TAMIU Grad, Faculty Researchers to Present
Dr. Candace Baker, left, and Carmen Gwendolyn Vasquez, right.
Dr. Baker’s and Vasquez’ research looks at teaching intraverbal behavior, or the answering of questions, to elementary school-age autism students. Specifically, it analyzes if there is any teaching advantage or increased effectiveness to using textual versus echoic prompts. Textual prompts provide a written prompt or script that seeks response, while echoic prompts offer a vocal prompt that seeks an echoed response.
Their research determined that neither prompt is more effective and efficient; although one prompt type may be or become more effective and efficient for some individuals with constant and continuous usage, Dr. Baker said.
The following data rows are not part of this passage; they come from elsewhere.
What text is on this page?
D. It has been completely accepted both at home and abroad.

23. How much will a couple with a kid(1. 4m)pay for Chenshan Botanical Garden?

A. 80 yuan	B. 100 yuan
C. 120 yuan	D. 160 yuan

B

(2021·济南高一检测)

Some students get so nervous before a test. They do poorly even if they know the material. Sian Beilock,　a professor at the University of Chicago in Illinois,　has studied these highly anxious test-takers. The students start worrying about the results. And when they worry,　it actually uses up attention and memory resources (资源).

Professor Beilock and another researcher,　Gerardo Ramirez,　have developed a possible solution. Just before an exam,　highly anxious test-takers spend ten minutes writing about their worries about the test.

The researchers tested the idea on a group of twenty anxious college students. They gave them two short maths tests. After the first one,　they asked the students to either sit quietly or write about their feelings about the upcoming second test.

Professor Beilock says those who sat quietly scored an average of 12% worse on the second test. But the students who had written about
“Each prompt method was found to be equally effective and efficient and both methods improved performance over traditional instruction the child was receiving. This study found that maintenance was established for intraverbal responding, and that neither prompt method increased the chance of maintenance as compared to the other,” Dr. Baker explained.
She said that the findings are encouraging for teachers and parents of autism spectrum disorder (ASD) children.
“While there was no outright winner, it’s encouraging that with constant or continuous usage, we can see more consistent results and either option may work equally well for teaching intraverbal responding,” Baker said.
Vasquez said she was honored that her collaborative research with Dr. Baker had been selected for presentation at the state Conference.
Vasquez and Dr. Baker
“It’s really an honor and a privilege to be selected to present our research at this prestigious conference and I'm looking forward to meeting with other ASD researchers,” Vasquez said.
Baker said it is unusual that the State conference selects student-faculty collaborative research.
“Most University graduate students do not have an opportunity to present at this level, but Carmen did an outstanding job and her research strengths are impressive. She will represent TAMIU and Laredo admirably,” Dr. Baker said.
Vasquez graduated from TAMIU in May with a Special Education Masters degree. The College of Education also operates the TAMIU Autism Interventions Center, which provides special research and teaching opportunities for graduate students.
The Conference is hosted by the Texas Autism Research & Resource Center (TARRC), a program of the Texas Department of Aging and Disability Services (DADS) and the Texas Health and Human Services Commission. Over 300 academics, researchers, and licensed professional who work with individuals with ASD are expected to attend. They will be joined by family members and caregivers who have a special interest in ASD.